Ich habe durch ihn gemerkt, dass ich masochistisch veranlagt bin. Das hat angefangen mit Anspucken, Würgen und stärkeren Schlägen. Wir sprechen über Dinge und probieren es einfach aus. Neulich habe ich ihm eine Sprachnachricht geschickt, in der man meinen Vibrator hören konnte. Daraus hat sich ein Gespräch ergeben, in dem wir über den Einsatz von Toys beim Sex fantasiert haben. Das nächste Mal haben wir es gleich ausprobiert und es war geil.

Es ist wichtig, sich zu nehmen, was man sich wünscht.

Es ist wichtig, sich zu nehmen, was man sich wünscht. Mit One-Night-Stands würde ich nicht direkt auf die SM-Schiene gehen, weil das schon Vertrauen braucht. Aber auch bei einmaligen Geschichten sage ich vorher klar an, wie und wo ich gerne geleckt werde oder wie ich komme. Und er soll es mir auch sagen. Sex ist einfach zu gut, um schlecht zu sein. Deshalb ist mein Motto: Keine falsche Scham und pack in Worte, was du magst!

Zeit lassen und Rücksicht nehmen

Yannick (25, heterosexuell) und Marina (24, heterosexuell)

Wir sind mittlerweile seit zehn Jahren zusammen. Wir haben uns in der Schule kennengelernt und hatten unser erstes Mal nach etwa einem Jahr. Gerade im Vergleich zu früher reden wir heute deutlich lockerer über den Sex und haben auch überhaupt keine Hemmungen zu besprechen, worauf wir Bock haben. Aber obwohl das Vertrauen da ist, müssen wir schon schauen, dass wir Kompromisse machen und Rücksicht aufeinander nehmen. Ich kann Marina nicht einfach kommentarlos ein Krankenschwester-Outfit aufs Bett knallen und hoffen, dass sie es anzieht.

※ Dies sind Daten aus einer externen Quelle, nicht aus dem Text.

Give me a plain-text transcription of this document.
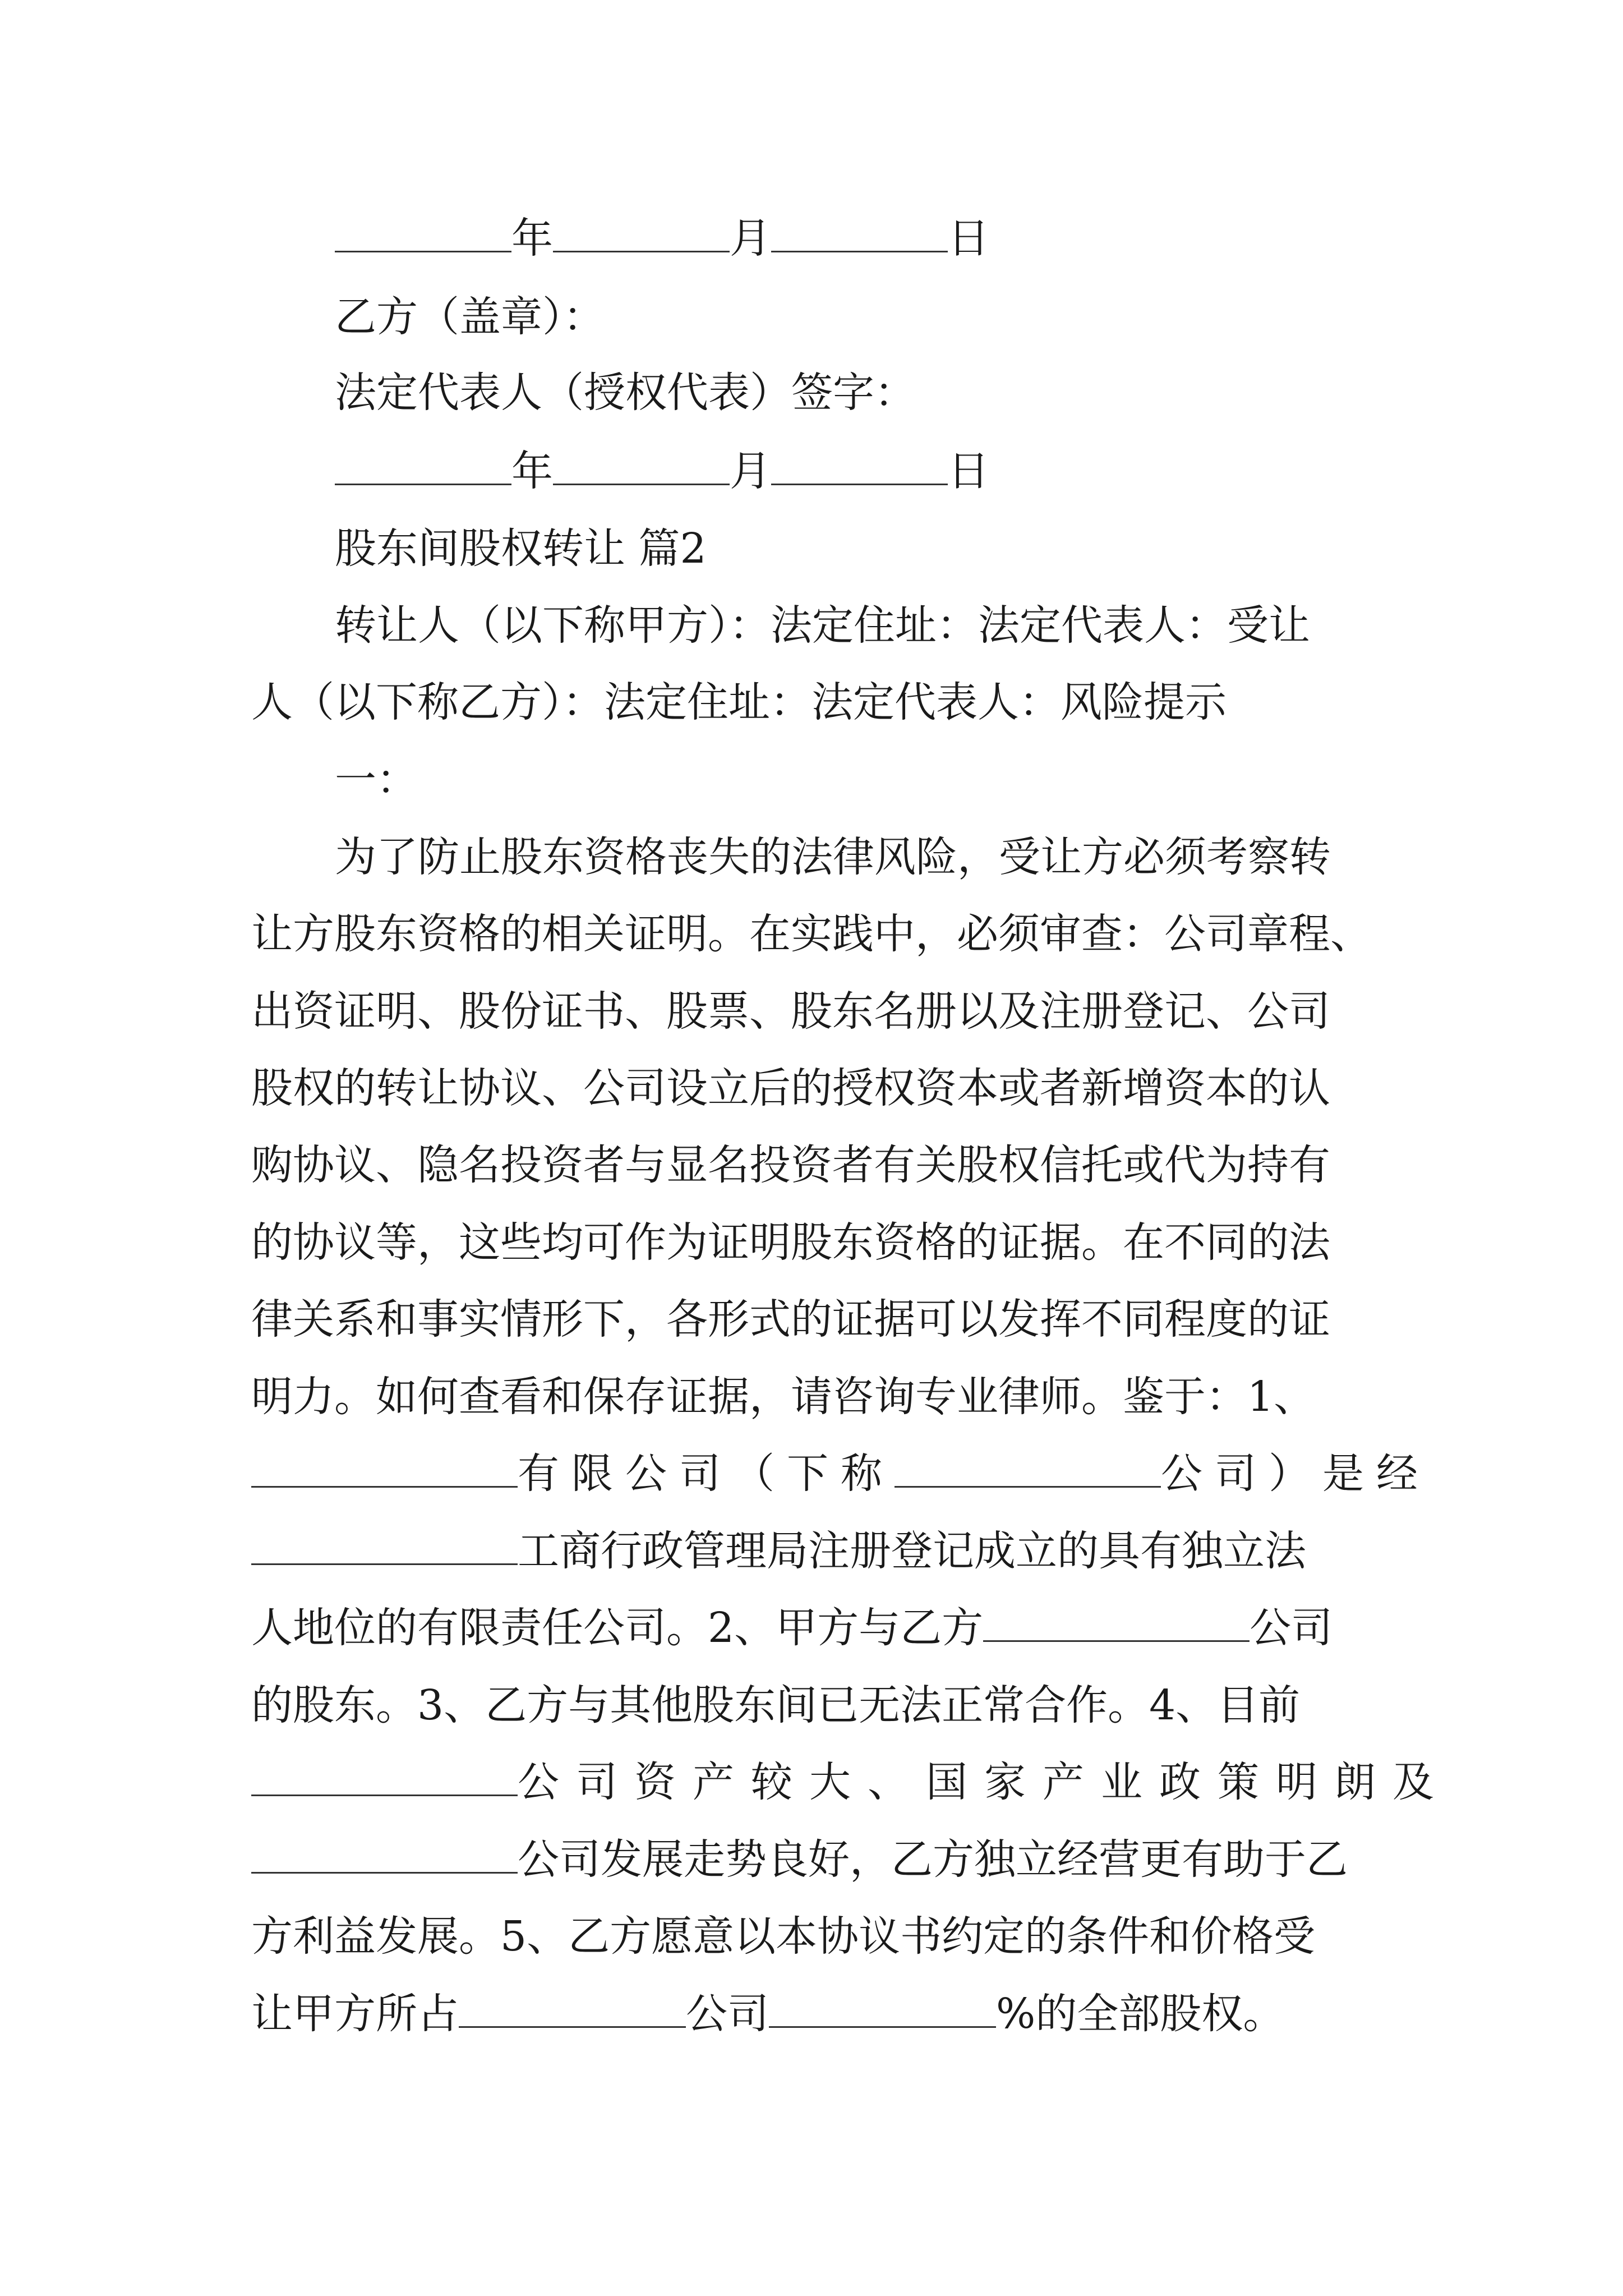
年	月	日
乙方（盖章）：
法定代表人（授权代表）签字：
年	月	日
股东间股权转让 篇2
转让人（以下称甲方）：法定住址：法定代表人：受让
人（以下称乙方）：法定住址：法定代表人：风险提示
一：
为了防止股东资格丧失的法律风险，受让方必须考察转
让方股东资格的相关证明。在实践中，必须审查：公司章程、
出资证明、股份证书、股票、股东名册以及注册登记、公司
股权的转让协议、公司设立后的授权资本或者新增资本的认
购协议、隐名投资者与显名投资者有关股权信托或代为持有
的协议等，这些均可作为证明股东资格的证据。在不同的法
律关系和事实情形下，各形式的证据可以发挥不同程度的证
明力。如何查看和保存证据，请咨询专业律师。鉴于：1、
有限公司（下称	公司）是经
工商行政管理局注册登记成立的具有独立法
人地位的有限责任公司。2、甲方与乙方	公司
的股东。3、乙方与其他股东间已无法正常合作。4、目前
公司资产较大、国家产业政策明朗及
公司发展走势良好，乙方独立经营更有助于乙
方利益发展。5、乙方愿意以本协议书约定的条件和价格受
让甲方所占	公司	%的全部股权。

Man ist ja auch nicht nur daran interessiert, selbst Spaß am Sex zu haben, sondern das ist was Gemeinsames. Wenn ich ihr in einem Gespräch den Gedanken schmackhaft mache, mich zu verarzten, dann geht sie ja auch deutlich mehr in der Rolle auf. Wir sehen das so: Den perfekten Sex gibt es nicht. Aber richtig, richtig guten. Und wenn das mal nicht so ist, weil der eine gerade von der Uni oder von zu Hause gestresst ist, dann muss man das auch mal hinnehmen. Wenn es jedoch Redebedarf gibt oder eine Fantasie im Kopf herumschwirrt, dann immer raus damit! Einfach nichts zwanghaft angehen, keinen Fetisch suchen, nur um einen zu haben und sich Zeit lassen mit allem, sodass sich beide Seiten wohlfühlen.

Mal was wagen und einfach ausprobieren

Laureen (24, lesbisch) und Julia (38, lesbisch)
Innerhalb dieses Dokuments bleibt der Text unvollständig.